The bedtime snack has been blamed for everything from insomnia to extra pounds. But the right ones can be healthy and help you get to sleep and stay there. Snacking late at night isn't just ok, it's also recommended if you're really hungry. If you ignore your bodily cues, you may even sleepless that evening or have a harder time staying asleep. If you're overly-hungry at night, you'll likely have a harder time sleeping, and you'll be extra ravenous in the morning, possibly even feeling nauseous from hunger.
So what should you do when your stomach growls late at night? Fight it off and hope the hunger goes away? Or give in, only to beat yourself up about it later? Although these can feel like the only two options, they don’t have to be.
Check-in with your hunger. It’s helpful to get in tune with your body’s hunger signals to figure out when and how much to eat. Use our hunger scale to help evaluate your hunger. After a few bites, pay attention to how you feel. Are you feeling your hunger subside? Are you getting closer to being satisfied? Remember, the goal is not to perfectly gauge your hunger, just to be more aware of it.
Multiple macronutrients. Satiety can be defined as “being satisfied with our food intake or feeling as though we have eaten ‘enough,’” but research on how to make an eating occasion satiating is not crystal clear. Still, some research shows that combining protein and fibre can lead to greater feelings of satiety, so it may be helpful to include these two nutrients when building a late-night snack.
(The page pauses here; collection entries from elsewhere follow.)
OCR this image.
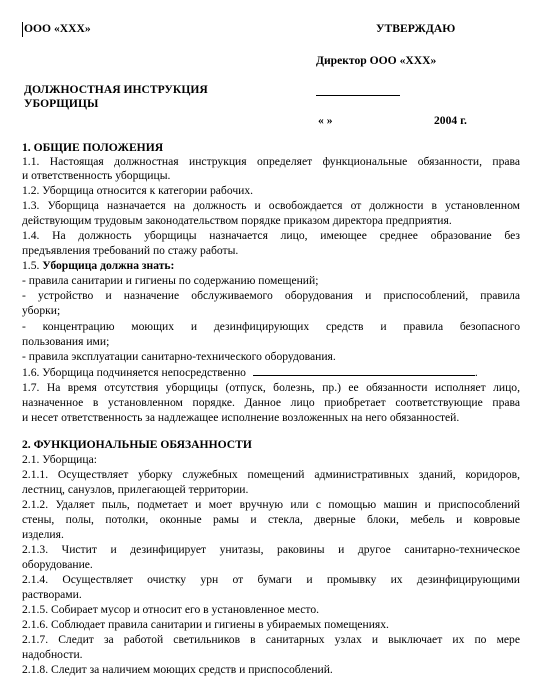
ООО «ХХХ»	УТВЕРЖДАЮ
Директор ООО «ХХХ»
ДОЛЖНОСТНАЯ ИНСТРУКЦИЯ
УБОРЩИЦЫ
« »	2004 г.
1. ОБЩИЕ ПОЛОЖЕНИЯ
1.1. Настоящая должностная инструкция определяет функциональные обязанности, права
и ответственность уборщицы.
1.2. Уборщица относится к категории рабочих.
1.3. Уборщица назначается на должность и освобождается от должности в установленном
действующим трудовым законодательством порядке приказом директора предприятия.
1.4. На должность уборщицы назначается лицо, имеющее среднее образование без
предъявления требований по стажу работы.
1.5. Уборщица должна знать:
- правила санитарии и гигиены по содержанию помещений;
- устройство и назначение обслуживаемого оборудования и приспособлений, правила
уборки;
- концентрацию моющих и дезинфицирующих средств и правила безопасного
пользования ими;
- правила эксплуатации санитарно-технического оборудования.
1.6. Уборщица подчиняется непосредственно	.
1.7. На время отсутствия уборщицы (отпуск, болезнь, пр.) ее обязанности исполняет лицо,
назначенное в установленном порядке. Данное лицо приобретает соответствующие права
и несет ответственность за надлежащее исполнение возложенных на него обязанностей.
2. ФУНКЦИОНАЛЬНЫЕ ОБЯЗАННОСТИ
2.1. Уборщица:
2.1.1. Осуществляет уборку служебных помещений административных зданий, коридоров,
лестниц, санузлов, прилегающей территории.
2.1.2. Удаляет пыль, подметает и моет вручную или с помощью машин и приспособлений
стены, полы, потолки, оконные рамы и стекла, дверные блоки, мебель и ковровые
изделия.
2.1.3. Чистит и дезинфицирует унитазы, раковины и другое санитарно-техническое
оборудование.
2.1.4. Осуществляет очистку урн от бумаги и промывку их дезинфицирующими
растворами.
2.1.5. Собирает мусор и относит его в установленное место.
2.1.6. Соблюдает правила санитарии и гигиены в убираемых помещениях.
2.1.7. Следит за работой светильников в санитарных узлах и выключает их по мере
надобности.
2.1.8. Следит за наличием моющих средств и приспособлений.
A few may include: a banana with peanut butter, a handful of nuts and a cheese stick or a piece of dark chocolate and a few whole-grain crackers.
Be Mindful. Sometimes late-night snacking is accompanied by a distraction, such as a movie or social media. Limiting distractions can help us practice mindful eating, which can lead to a greater awareness of what and why we’re eating. For example, instead of reaching for the whole bag of chips, try pouring out a handful and checking in with your hunger before automatically grabbing more.
As long as you make sure that what you nosh on is nutritious and sleep-promoting, have your healthy snack and get a good night’s sleep.